A guerra civil na Síria teve um efeito devastador nas mulheres em casa e nos campos de refugiados ao longo das fronteiras. Segundo os especialistas que participaram da pesquisa, muitas ficam expostas ao tráfico, casamentos forçados e de crianças e violência sexual.
Grupos de direitos humanos dizem que as forças leais ao presidente Bashar al-Assad cometeram estupros e torturas contra mulheres, enquanto rebeldes islamitas radicais retiraram seus direitos em territórios governados por eles.
“A mulher síria é uma arma de guerra, sujeita a sequestros e estupro pelo regime e outros grupos”, disse uma ativista de direitos das mulheres sírias.
Em relação aos países que passaram por revoltas na chamada Pirmavera Árabe, o estudo apontou uma imagem heterogênea.

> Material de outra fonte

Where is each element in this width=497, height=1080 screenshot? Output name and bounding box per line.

No Iêmen, quinto pior na lista, mulheres participaram lado a lado de homens na onda de protestos durante a revolução em 2011 e há uma cota de 30% para mulheres na conferência de diálogo nacional para discutir as reformas constitucionais. Mulheres, no entanto, ainda sofrem com assédios e casamentos sem idade mínima estabelecida. Outros países, como Tunísia e Líbia, também mostraram avanços em alguns fatores e retrocessos em outros.
No arquipélago de Comores, no Oceano Índico, e liderando a lista como melhor país do mundo árabe para as mulheres, não há pressão para que elas deem à luz meninos ao invés de meninas.
"No país, métodos anticoncepcionais são amplamente aceitos e apoiados por campanhas educativas do governo, enquanto que a guarda dos filhos é normalmente dada às mulheres após a separação ou divórcio”, disseram os especialistas.